For the Monday and Saturday "overstaff" situations:

  • Perform the indirect-effort tasks saved up from busier days.
  • Adjust staff schedules for a combination of 10-, 8-, 6-, and 4-hour days to allow staff to leave earlier on slow days (still allowing for a full 40-hour work week).
  • Send staff home early.
  • Switch some staff to/with part-time staff to allow for lower staffing levels on low-volume days.
  • Work with our clinicians and patient scheduling staff to find opportunity to see/schedule more patients on these days.

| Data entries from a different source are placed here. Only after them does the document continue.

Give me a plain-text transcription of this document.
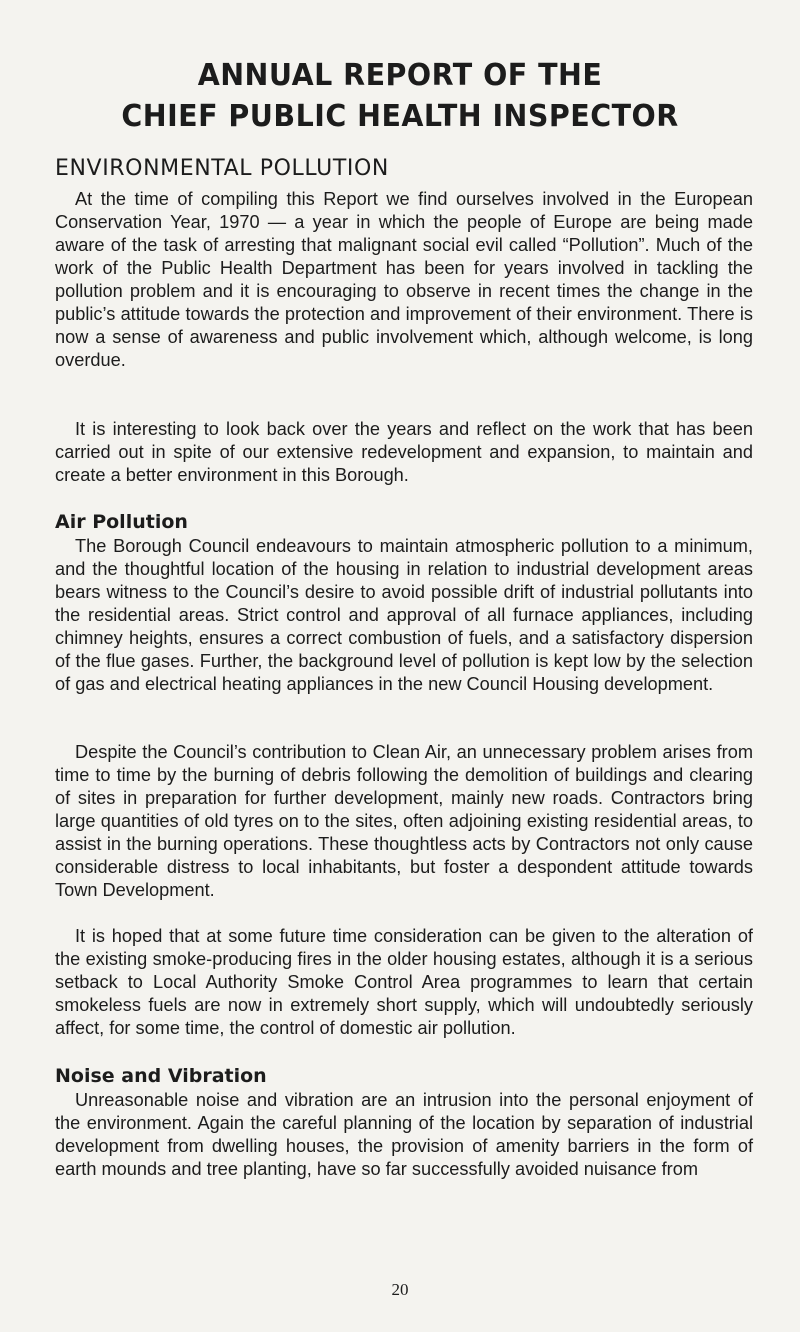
ANNUAL REPORT OF THE
CHIEF PUBLIC HEALTH INSPECTOR
ENVIRONMENTAL POLLUTION

At the time of compiling this Report we find ourselves involved in the European Conservation Year, 1970 — a year in which the people of Europe are being made aware of the task of arresting that malignant social evil called “Pollution”. Much of the work of the Public Health Department has been for years involved in tackling the pollution problem and it is encouraging to observe in recent times the change in the public’s attitude towards the protection and improvement of their environment. There is now a sense of awareness and public involvement which, although welcome, is long overdue.

It is interesting to look back over the years and reflect on the work that has been carried out in spite of our extensive redevelopment and expansion, to maintain and create a better environment in this Borough.

Air Pollution

The Borough Council endeavours to maintain atmospheric pollution to a minimum, and the thoughtful location of the housing in relation to industrial development areas bears witness to the Council’s desire to avoid possible drift of industrial pollutants into the residential areas. Strict control and approval of all furnace appliances, including chimney heights, ensures a correct combustion of fuels, and a satisfactory dispersion of the flue gases. Further, the background level of pollution is kept low by the selection of gas and electrical heating appliances in the new Council Housing development.

Despite the Council’s contribution to Clean Air, an unnecessary problem arises from time to time by the burning of debris following the demolition of buildings and clearing of sites in preparation for further development, mainly new roads. Contractors bring large quantities of old tyres on to the sites, often adjoining existing residential areas, to assist in the burning operations. These thoughtless acts by Contractors not only cause considerable distress to local inhabitants, but foster a despondent attitude towards Town Development.

It is hoped that at some future time consideration can be given to the alteration of the existing smoke-producing fires in the older housing estates, although it is a serious setback to Local Authority Smoke Control Area programmes to learn that certain smokeless fuels are now in extremely short supply, which will undoubtedly seriously affect, for some time, the control of domestic air pollution.

Noise and Vibration

Unreasonable noise and vibration are an intrusion into the personal enjoyment of the environment. Again the careful planning of the location by separation of industrial development from dwelling houses, the provision of amenity barriers in the form of earth mounds and tree planting, have so far successfully avoided nuisance from

20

These staffing-to-workload adjustment options are just that—options. Some of them may work in one particular instance but not in another. Understanding the dynamics of each situation is critical to striking the balance of service and cost. A major part of the situational dynamics are the staff members themselves. Too often, a staffing-to-workload analysis is performed with very little to no input from the staff. Thus, when changing schedules, adjusting hours, or working overtime starts being discussed, resistance to those changes will be voiced. A good portion of that resistance will come from a lack of information and knowledge of what is driving the changes. One of the best ways to get that information and knowledge to staff members is to have them help with the staffing analysis. Transparency throughout the process is critical, while restating the needs of patients and care providers helps us to keep our primary objective in view. It should also be noted that defined goals around work-life balance should be outlined before starting any staffing-to-workload analysis.

Mike Baisch

Mike Baisch is a Systems Engineer within the Department of Laboratory Medicine and Pathology at Mayo Clinic. He partners with the various testing laboratories on their quality and process improvement projects including staffing to workload, root cause analysis, and standard work & training. Mike has worked at Mayo Clinic since 2005 and holds a degree in Industrial Engineering. Outside of work, Mike enjoys cooking and sampling cuisine from around the world, home brewing, and gardening.